New for the 2009 NAB Show is ViewCast’s Niagara 7500, a high-definition streaming box designed to simplify the complex workflows associated with delivering HD video to IP and mobile networks.

“The goal here is to streamline and simplify operation,” explains VP of Marketing Jeff Kopang. “One of the most compelling things about this box is that you can switch on the fly from a single video source between standard-def and hi-def signals. In a broadcast environment, it’s very compelling, because, if you have an HD program and SD commercials, you can switch the production environment without losing sync and without crashing the box. None of our competing products do that.”

The dual-quad-core streaming appliance features SD and HD SDI inputs, balanced and unbalanced analog and AES/EBU digital audio, and eight stereo pairs of embedded SDI audio inputs.
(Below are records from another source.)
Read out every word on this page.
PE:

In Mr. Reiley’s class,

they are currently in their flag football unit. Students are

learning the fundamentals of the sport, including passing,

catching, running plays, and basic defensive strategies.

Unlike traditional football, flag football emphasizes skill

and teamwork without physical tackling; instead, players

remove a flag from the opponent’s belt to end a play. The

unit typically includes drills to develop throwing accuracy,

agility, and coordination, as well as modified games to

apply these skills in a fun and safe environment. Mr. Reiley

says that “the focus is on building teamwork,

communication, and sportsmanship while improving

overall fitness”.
At 2 RU high, it has a sleek touch-control interface with contextual menus and can stream in multiple bitrates and resolutions simultaneously in Microsoft VC-1, Silverlight, and H.264 Flash Live.

The box provides broadcast features like video preprocessing, closed-caption rendering, de-interlacing, and inverse telecine, as well as Niagara SCX Pro management software, which allows users to control multiple units remotely.
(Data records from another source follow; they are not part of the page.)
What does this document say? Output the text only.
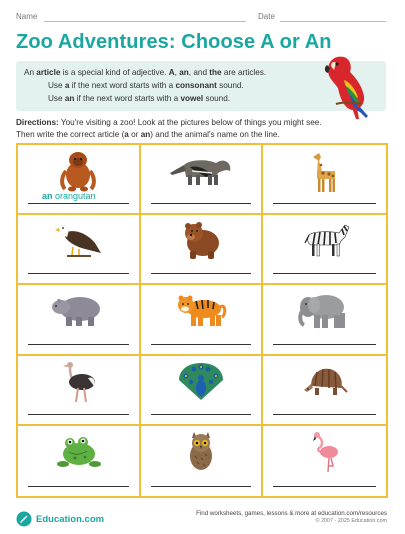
Name	Date
Zoo Adventures: Choose A or An
An article is a special kind of adjective. A, an, and the are articles.
Use a if the next word starts with a consonant sound.
Use an if the next word starts with a vowel sound.
Directions: You're visiting a zoo! Look at the pictures below of things you might see.
Then write the correct article (a or an) and the animal's name on the line.
an orangutan
Education.com	Find worksheets, games, lessons & more at education.com/resources
© 2007 - 2025 Education.com
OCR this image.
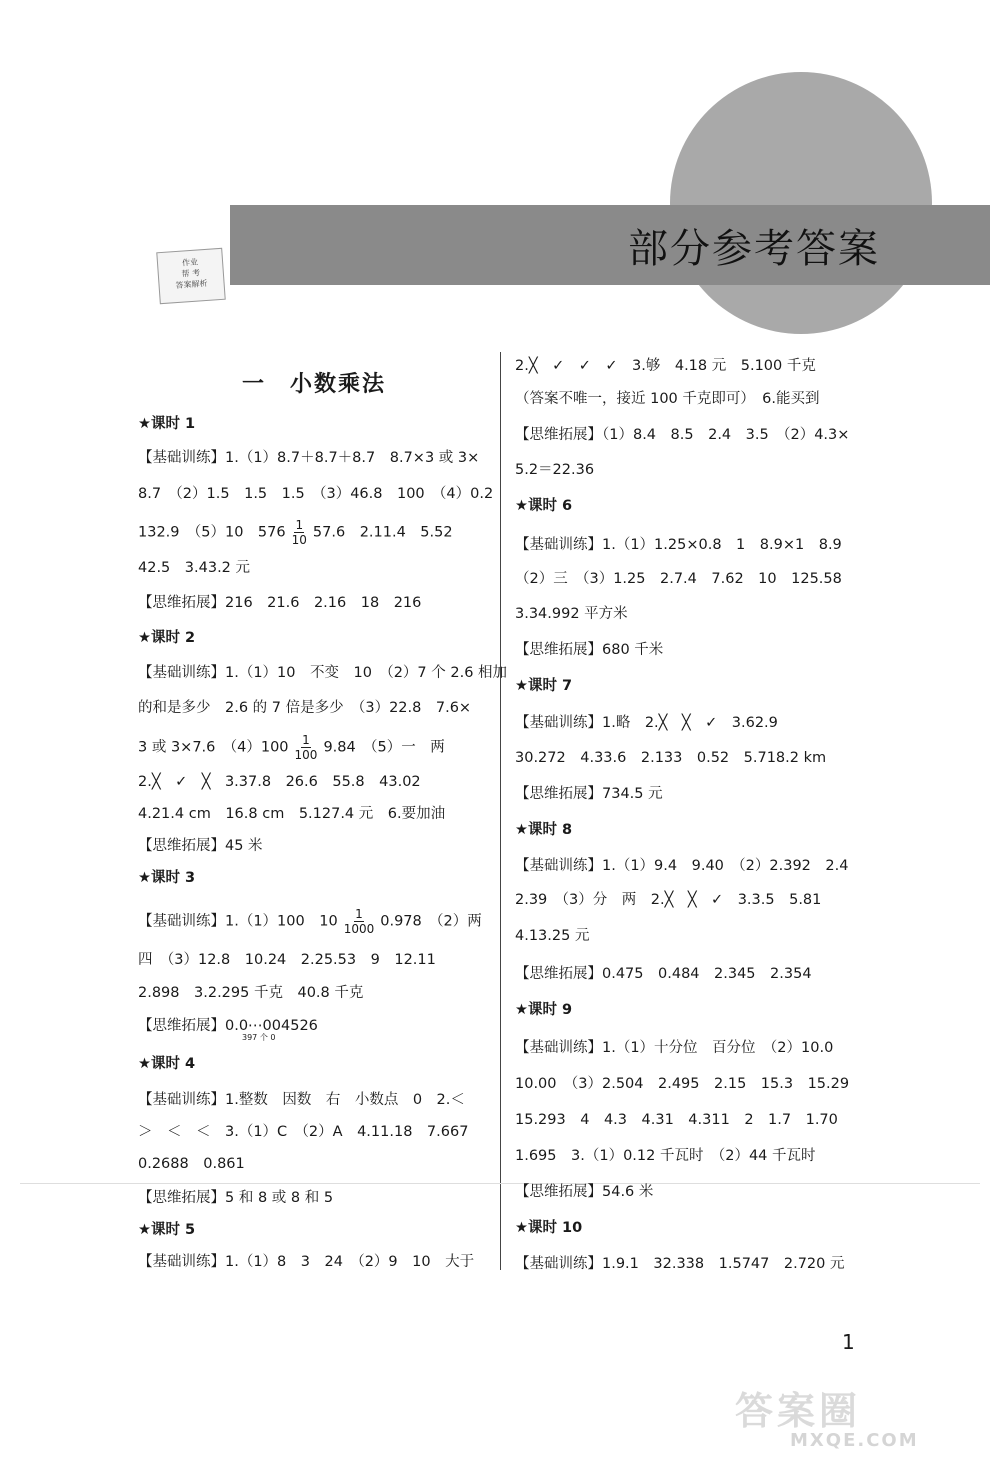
部分参考答案
作业
帮 考
答案解析
一　小数乘法
★课时 1
【基础训练】1.（1）8.7＋8.7＋8.7　8.7×3 或 3×
8.7　（2）1.5　1.5　1.5　（3）46.8　100　（4）0.2
132.9　（5）10　$576 \frac{1}{10} 57.6$　2.11.4　5.52
42.5　3.43.2 元
【思维拓展】216　21.6　2.16　18　216
★课时 2
【基础训练】1.（1）10　不变　10　（2）7 个 2.6 相加
的和是多少　2.6 的 7 倍是多少　（3）22.8　7.6×
3 或 3×7.6　$(4)100 \frac{1}{100} 9.84$　（5）一　两
2.╳　✓　╳　3.37.8　26.6　55.8　43.02
4.21.4 cm　16.8 cm　5.127.4 元　6.要加油
【思维拓展】45 米
★课时 3
【基础训练】1.（1）100　$10 \frac{1}{1000} 0.978$　（2）两
四　（3）12.8　10.24　2.25.53　9　12.11
2.898　3.2.295 千克　40.8 千克
【思维拓展】0.0⋯004526
397 个 0
★课时 4
【基础训练】1.整数　因数　右　小数点　0　2.＜
＞　＜　＜　3.（1）C　（2）A　4.11.18　7.667
0.2688　0.861
【思维拓展】5 和 8 或 8 和 5
★课时 5
【基础训练】1.（1）8　3　24　（2）9　10　大于
2.╳　✓　✓　✓　3.够　4.18 元　5.100 千克
（答案不唯一，接近 100 千克即可）　6.能买到
【思维拓展】（1）8.4　8.5　2.4　3.5　（2）4.3×
5.2＝22.36
★课时 6
【基础训练】1.（1）1.25×0.8　1　8.9×1　8.9
（2）三　（3）1.25　2.7.4　7.62　10　125.58
3.34.992 平方米
【思维拓展】680 千米
★课时 7
【基础训练】1.略　2.╳　╳　✓　3.62.9
30.272　4.33.6　2.133　0.52　5.718.2 km
【思维拓展】734.5 元
★课时 8
【基础训练】1.（1）9.4　9.40　（2）2.392　2.4
2.39　（3）分　两　2.╳　╳　✓　3.3.5　5.81
4.13.25 元
【思维拓展】0.475　0.484　2.345　2.354
★课时 9
【基础训练】1.（1）十分位　百分位　（2）10.0
10.00　（3）2.504　2.495　2.15　15.3　15.29
15.293　4　4.3　4.31　4.311　2　1.7　1.70
1.695　3.（1）0.12 千瓦时　（2）44 千瓦时
【思维拓展】54.6 米
★课时 10
【基础训练】1.9.1　32.338　1.5747　2.720 元
1
答案圈
MXQE.COM
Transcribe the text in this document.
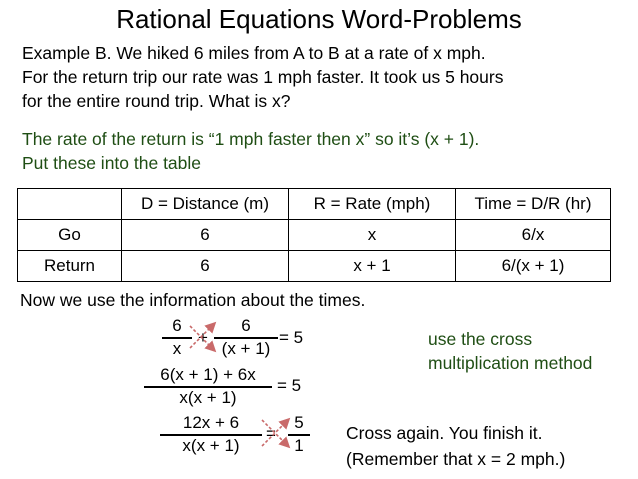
Rational Equations Word-Problems
Example B. We hiked 6 miles from A to B at a rate of x mph.
For the return trip our rate was 1 mph faster. It took us 5 hours
for the entire round trip. What is x?
The rate of the return is “1 mph faster then x” so it’s (x + 1).
Put these into the table
	D = Distance (m)	R = Rate (mph)	Time = D/R (hr)
Go	6	x	6/x
Return	6	x + 1	6/(x + 1)
Now we use the information about the times.
6
x
+
6
(x + 1)
= 5
6(x + 1) + 6x
x(x + 1)
= 5
12x + 6
x(x + 1)
=
5
1
use the cross
multiplication method
Cross again. You finish it.
(Remember that x = 2 mph.)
“There’s also an available SDK, which exposes all of the features of the unit so you can write your own interface and backend it into broadcast automation systems,” Kopang says. “This is a best fit for some of the major broadcasters that really want to simplify the complex workflows of getting HD out to the Web. You plug this into your workflow, and you don’t need scaling units and cropping units and bit-reduction units. You just plug your SDI high-definition source right into the box, and it will scale down and do all your video preprocessing for you.”

Also on display at NAB will be ViewCast’s Niagara 2100, which, with a price tag of $3,995, is geared toward lower-end sports-broadcasting applications.
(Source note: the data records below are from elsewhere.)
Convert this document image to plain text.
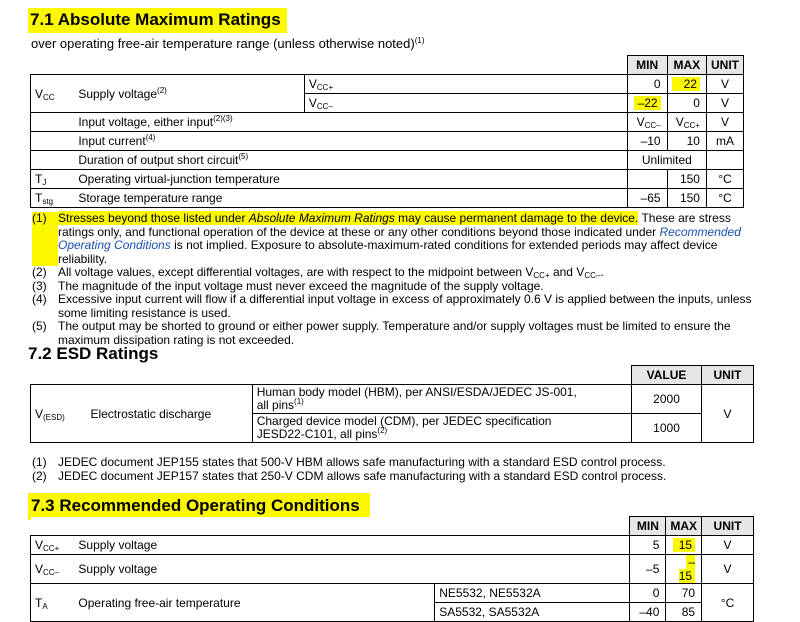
7.1 Absolute Maximum Ratings
over operating free-air temperature range (unless otherwise noted)$^{(1)}$
			MIN	MAX	UNIT
$V_{CC}$	Supply voltage$^{(2)}$	$V_{CC+}$	0	22	V
		$V_{CC-}$	–22	0	V
	Input voltage, either input$^{(2)(3)}$		$V_{CC-}$	$V_{CC+}$	V
	Input current$^{(4)}$		–10	10	mA
	Duration of output short circuit$^{(5)}$		Unlimited		
$T_J$	Operating virtual-junction temperature			150	°C
$T_{stg}$	Storage temperature range		–65	150	°C
(1) Stresses beyond those listed under Absolute Maximum Ratings may cause permanent damage to the device. These are stress ratings only, and functional operation of the device at these or any other conditions beyond those indicated under Recommended Operating Conditions is not implied. Exposure to absolute-maximum-rated conditions for extended periods may affect device reliability.
(2) All voltage values, except differential voltages, are with respect to the midpoint between $V_{CC+}$ and $V_{CC-}$.
(3) The magnitude of the input voltage must never exceed the magnitude of the supply voltage.
(4) Excessive input current will flow if a differential input voltage in excess of approximately 0.6 V is applied between the inputs, unless some limiting resistance is used.
(5) The output may be shorted to ground or either power supply. Temperature and/or supply voltages must be limited to ensure the maximum dissipation rating is not exceeded.
7.2 ESD Ratings
			VALUE	UNIT
$V_{(ESD)}$	Electrostatic discharge	Human body model (HBM), per ANSI/ESDA/JEDEC JS-001, all pins$^{(1)}$	2000	V
		Charged device model (CDM), per JEDEC specification JESD22-C101, all pins$^{(2)}$	1000	
(1) JEDEC document JEP155 states that 500-V HBM allows safe manufacturing with a standard ESD control process.
(2) JEDEC document JEP157 states that 250-V CDM allows safe manufacturing with a standard ESD control process.
7.3 Recommended Operating Conditions
			MIN	MAX	UNIT
$V_{CC+}$	Supply voltage		5	15	V
$V_{CC-}$	Supply voltage		–5	–15	V
$T_A$	Operating free-air temperature	NE5532, NE5532A	0	70	°C
		SA5532, SA5532A	–40	85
“We’re marketing it as the lowest-cost encoder on the market,” Kopang says. “We’re really grateful that we were able to bring this product to market in this timeframe. We feel it represents an ideal value at both sides of the spectrum.”

The 2100 is designed to allow even non-technical personnel to stream video through its built-in Web interface. The unit does not include SDI, but professional connections for balanced and unbalanced audio are standard. The dedicated Windows Media device is Silverlight-compatible, accepting a component, composite, or S-Video feed.